Higher-than-anticipated U.S. consumer confidence levels and the European Central Bank's decision not to lower interest rates caused the euro spot to decline last week, but this did not deter some investors from buying short-term euro calls. Shortly after the ECB made its announcement, a foreign exchange trader in New York said that trading of one and two-month euro calls was still fairly heavy, with typical notional sizes of between USD100-200 million.
Other investors were more wary and opted for dollar calls.
Anders Henrikson, head of foreign exchange options at Citigroup in New York, said uncertainty about the euro was causing investors to purchase short-dated dollar calls.

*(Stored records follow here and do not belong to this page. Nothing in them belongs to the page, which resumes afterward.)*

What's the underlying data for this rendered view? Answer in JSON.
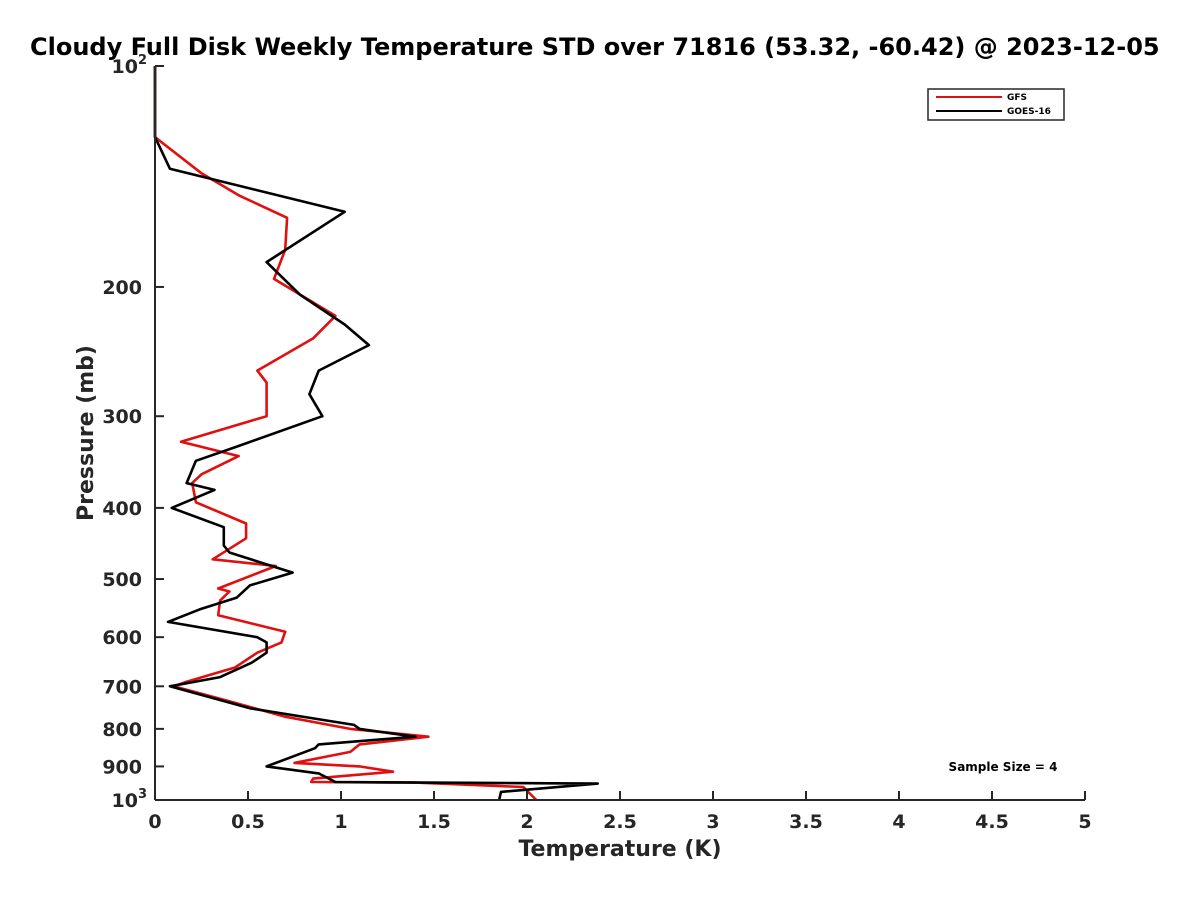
{
  "chart_data": {
    "type": "line",
    "title": "Cloudy Full Disk Weekly Temperature STD over 71816 (53.32, -60.42) @ 2023-12-05",
    "xlabel": "Temperature (K)",
    "ylabel": "Pressure (mb)",
    "xlim": [
      0,
      5
    ],
    "ylim": [
      1000,
      100
    ],
    "y_scale": "log",
    "x_ticks": [
      "0",
      "0.5",
      "1",
      "1.5",
      "2",
      "2.5",
      "3",
      "3.5",
      "4",
      "4.5",
      "5"
    ],
    "y_ticks": [
      {
        "value": 100,
        "base": "10",
        "exp": "2"
      },
      {
        "value": 200,
        "label": "200"
      },
      {
        "value": 300,
        "label": "300"
      },
      {
        "value": 400,
        "label": "400"
      },
      {
        "value": 500,
        "label": "500"
      },
      {
        "value": 600,
        "label": "600"
      },
      {
        "value": 700,
        "label": "700"
      },
      {
        "value": 800,
        "label": "800"
      },
      {
        "value": 900,
        "label": "900"
      },
      {
        "value": 1000,
        "base": "10",
        "exp": "3"
      }
    ],
    "grid": false,
    "legend_position": "top-right",
    "annotation": "Sample Size = 4",
    "series": [
      {
        "name": "GFS",
        "color": "#e01010",
        "points": [
          [
            0,
            100
          ],
          [
            0,
            125
          ],
          [
            0.25,
            140
          ],
          [
            0.45,
            150
          ],
          [
            0.71,
            161
          ],
          [
            0.7,
            178
          ],
          [
            0.64,
            195
          ],
          [
            0.97,
            219
          ],
          [
            0.85,
            235
          ],
          [
            0.55,
            260
          ],
          [
            0.6,
            270
          ],
          [
            0.6,
            300
          ],
          [
            0.14,
            325
          ],
          [
            0.45,
            340
          ],
          [
            0.25,
            360
          ],
          [
            0.2,
            370
          ],
          [
            0.22,
            393
          ],
          [
            0.49,
            420
          ],
          [
            0.49,
            440
          ],
          [
            0.31,
            470
          ],
          [
            0.65,
            480
          ],
          [
            0.34,
            515
          ],
          [
            0.4,
            520
          ],
          [
            0.35,
            535
          ],
          [
            0.34,
            560
          ],
          [
            0.7,
            590
          ],
          [
            0.68,
            610
          ],
          [
            0.55,
            630
          ],
          [
            0.43,
            660
          ],
          [
            0.17,
            690
          ],
          [
            0.1,
            700
          ],
          [
            0.37,
            730
          ],
          [
            0.7,
            770
          ],
          [
            1.05,
            800
          ],
          [
            1.47,
            820
          ],
          [
            1.1,
            840
          ],
          [
            1.05,
            860
          ],
          [
            0.75,
            890
          ],
          [
            1.1,
            900
          ],
          [
            1.28,
            915
          ],
          [
            0.85,
            935
          ],
          [
            0.84,
            945
          ],
          [
            1.4,
            947
          ],
          [
            1.98,
            960
          ],
          [
            2.05,
            1000
          ]
        ]
      },
      {
        "name": "GOES-16",
        "color": "#000000",
        "points": [
          [
            0,
            100
          ],
          [
            0,
            125
          ],
          [
            0.08,
            138
          ],
          [
            1.02,
            158
          ],
          [
            0.6,
            185
          ],
          [
            0.78,
            205
          ],
          [
            1.02,
            225
          ],
          [
            1.15,
            240
          ],
          [
            0.88,
            260
          ],
          [
            0.83,
            280
          ],
          [
            0.9,
            300
          ],
          [
            0.44,
            330
          ],
          [
            0.22,
            345
          ],
          [
            0.17,
            370
          ],
          [
            0.32,
            378
          ],
          [
            0.09,
            400
          ],
          [
            0.37,
            425
          ],
          [
            0.37,
            450
          ],
          [
            0.4,
            460
          ],
          [
            0.74,
            490
          ],
          [
            0.51,
            510
          ],
          [
            0.44,
            530
          ],
          [
            0.24,
            550
          ],
          [
            0.07,
            572
          ],
          [
            0.55,
            600
          ],
          [
            0.6,
            610
          ],
          [
            0.6,
            630
          ],
          [
            0.52,
            650
          ],
          [
            0.35,
            680
          ],
          [
            0.08,
            700
          ],
          [
            0.51,
            750
          ],
          [
            1.07,
            790
          ],
          [
            1.1,
            800
          ],
          [
            1.4,
            820
          ],
          [
            0.88,
            840
          ],
          [
            0.86,
            850
          ],
          [
            0.6,
            900
          ],
          [
            0.88,
            920
          ],
          [
            0.97,
            945
          ],
          [
            2.38,
            950
          ],
          [
            1.86,
            975
          ],
          [
            1.85,
            1000
          ]
        ]
      }
    ]
  }
}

After the U.S. released consumer confidence data last Tuesday, one-month implied volatility stood at around 12.55%, said a foreign exchange trader in the Midwest. Implied vol rose to 13.1% on Thursday, the day of the ECB announcement. The trader in the Midwest said that volatility, which had closed at 12.7% on March 23, increased last week because the euro was declining in the spot market. The euro steadily declined last month from its level on the first day, USD0.9294.
The foreign exchange trader in New York who saw heavy trading of euro calls said it was "counter-intuitive" that there would be interest in this product at a time when the euro spot was declining. "Some people refuse to believe that the euro will go down," he said. He added that the ECB was considering cutting interest rates on April 11, so purchasing short-term euro calls would make sense for those who take the position that rates will be cut at that time.